The TaSnRK1-TabHLH489 module integrates brassinosteroid and sugar signaling to regulate grain length in bread wheat

Regulation of grain size is a crucial strategy for improving crop yield and is also a fundamental aspect of developmental biology. However, the underlying molecular mechanisms governing grain development in wheat remain largely unknown. In this study, we identified a wheat atypical basic helix-loop-helix (bHLH) transcription factor, TabHLH489, which is tightly associated with grain length through genome-wide association study and map-based cloning. Knockout of TabHLH489 and its homologous genes resulted in increased grain length and weight, whereas overexpression led to decreased grain length and weight. TaSnRK1α1, the α-catalytic subunit of plant energy sensor SnRK1, interacted with and phosphorylated TabHLH489 to induce its degradation, thereby promoting wheat grain development. Sugar treatment induced TaSnRK1α1 protein accumulation while reducing TabHLH489 protein levels.
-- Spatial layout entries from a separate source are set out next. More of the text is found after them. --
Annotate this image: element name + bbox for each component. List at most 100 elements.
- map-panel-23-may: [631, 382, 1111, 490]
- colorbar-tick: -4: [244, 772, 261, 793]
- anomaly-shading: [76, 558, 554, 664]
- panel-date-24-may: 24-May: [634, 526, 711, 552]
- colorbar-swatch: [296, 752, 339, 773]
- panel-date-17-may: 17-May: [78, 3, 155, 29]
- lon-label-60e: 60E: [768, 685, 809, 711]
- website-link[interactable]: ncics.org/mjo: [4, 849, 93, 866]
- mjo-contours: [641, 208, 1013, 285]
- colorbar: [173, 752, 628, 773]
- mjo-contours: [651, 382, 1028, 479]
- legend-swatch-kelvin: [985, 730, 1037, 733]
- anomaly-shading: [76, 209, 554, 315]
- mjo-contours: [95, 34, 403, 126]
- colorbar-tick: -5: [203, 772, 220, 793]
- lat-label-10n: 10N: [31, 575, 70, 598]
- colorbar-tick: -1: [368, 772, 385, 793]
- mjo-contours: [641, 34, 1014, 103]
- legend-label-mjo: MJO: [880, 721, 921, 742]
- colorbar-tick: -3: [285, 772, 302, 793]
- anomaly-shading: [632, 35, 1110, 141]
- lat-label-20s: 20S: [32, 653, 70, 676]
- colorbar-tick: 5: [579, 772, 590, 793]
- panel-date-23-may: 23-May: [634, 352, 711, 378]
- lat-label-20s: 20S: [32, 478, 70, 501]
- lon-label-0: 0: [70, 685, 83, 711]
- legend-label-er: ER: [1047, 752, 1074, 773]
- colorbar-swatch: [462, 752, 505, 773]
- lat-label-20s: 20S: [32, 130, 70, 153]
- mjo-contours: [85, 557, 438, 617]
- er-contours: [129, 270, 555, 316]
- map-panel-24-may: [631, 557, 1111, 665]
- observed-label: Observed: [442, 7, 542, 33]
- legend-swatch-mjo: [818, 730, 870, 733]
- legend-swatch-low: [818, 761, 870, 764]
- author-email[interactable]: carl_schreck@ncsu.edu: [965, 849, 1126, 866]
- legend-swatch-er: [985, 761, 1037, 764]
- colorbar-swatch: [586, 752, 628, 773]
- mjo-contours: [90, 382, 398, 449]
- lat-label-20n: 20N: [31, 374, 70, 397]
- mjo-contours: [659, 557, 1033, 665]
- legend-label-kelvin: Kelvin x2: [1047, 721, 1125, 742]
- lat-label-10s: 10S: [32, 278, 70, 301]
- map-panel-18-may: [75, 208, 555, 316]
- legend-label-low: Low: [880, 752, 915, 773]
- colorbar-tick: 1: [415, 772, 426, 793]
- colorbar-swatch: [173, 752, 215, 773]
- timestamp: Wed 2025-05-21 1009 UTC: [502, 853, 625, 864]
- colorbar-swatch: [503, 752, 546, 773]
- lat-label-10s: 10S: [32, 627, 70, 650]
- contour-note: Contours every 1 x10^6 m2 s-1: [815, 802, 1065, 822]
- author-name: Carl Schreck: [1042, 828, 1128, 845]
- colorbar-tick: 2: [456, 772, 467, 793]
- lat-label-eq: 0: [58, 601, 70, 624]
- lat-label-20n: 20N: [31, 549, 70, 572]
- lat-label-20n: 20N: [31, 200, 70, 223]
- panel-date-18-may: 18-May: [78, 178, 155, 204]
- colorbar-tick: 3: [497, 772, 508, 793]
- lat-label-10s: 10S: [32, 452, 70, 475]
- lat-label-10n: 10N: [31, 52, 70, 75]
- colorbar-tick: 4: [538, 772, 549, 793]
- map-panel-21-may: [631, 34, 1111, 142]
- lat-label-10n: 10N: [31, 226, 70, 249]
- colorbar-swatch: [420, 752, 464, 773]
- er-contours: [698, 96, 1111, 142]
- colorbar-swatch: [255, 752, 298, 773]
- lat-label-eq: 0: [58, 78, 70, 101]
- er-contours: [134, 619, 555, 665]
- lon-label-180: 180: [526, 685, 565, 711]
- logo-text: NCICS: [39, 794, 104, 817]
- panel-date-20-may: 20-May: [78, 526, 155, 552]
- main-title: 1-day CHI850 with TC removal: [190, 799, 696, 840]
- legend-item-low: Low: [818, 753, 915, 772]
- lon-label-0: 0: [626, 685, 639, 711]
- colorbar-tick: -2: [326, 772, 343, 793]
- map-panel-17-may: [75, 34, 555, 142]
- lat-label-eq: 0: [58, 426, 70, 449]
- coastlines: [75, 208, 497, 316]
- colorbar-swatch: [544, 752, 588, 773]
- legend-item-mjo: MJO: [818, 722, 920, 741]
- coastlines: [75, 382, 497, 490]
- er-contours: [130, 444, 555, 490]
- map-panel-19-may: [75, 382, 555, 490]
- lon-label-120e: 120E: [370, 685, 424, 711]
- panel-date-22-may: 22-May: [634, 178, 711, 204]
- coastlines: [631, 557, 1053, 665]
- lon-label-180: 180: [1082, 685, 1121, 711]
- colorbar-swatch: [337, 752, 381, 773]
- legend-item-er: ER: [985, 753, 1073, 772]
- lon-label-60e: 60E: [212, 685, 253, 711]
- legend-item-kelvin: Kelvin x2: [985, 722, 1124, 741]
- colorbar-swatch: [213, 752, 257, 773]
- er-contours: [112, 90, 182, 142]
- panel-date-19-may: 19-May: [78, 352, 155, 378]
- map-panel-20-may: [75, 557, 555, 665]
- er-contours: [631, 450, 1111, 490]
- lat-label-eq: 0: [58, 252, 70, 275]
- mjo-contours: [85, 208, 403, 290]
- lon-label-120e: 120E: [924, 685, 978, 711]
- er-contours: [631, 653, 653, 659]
Moreover, brassinosteroid (BR) promotes grain development by decreasing TabHLH489 expression through the transcription factor BRASSINAZOLE RESISTANT1 (BZR1). Importantly, natural variations in the promoter region of TabHLH489 affect the TaBZR1 binding ability, thereby influencing TabHLH489 expression. Taken together, our findings reveal that the TaSnRK1α1-TabHLH489 regulatory module integrates BR and sugar signaling to regulate grain length, presenting potential targets for enhancing grain size in wheat. To explore the functional mechanism of TabHLH489 in the development of wheat grains, we collected 5-day-post-anthesis (5-DPA) grains from Fielder and OE-TabHLH489, respectively. The plants were cultivated in a greenhouse under a 16-hour light (22 °C)/8-hour dark (16 °C) cycle, maintaining approximately 50% relative humidity. Each sample consisted of grains collected from five individuals, mixed to form a single biological repeat.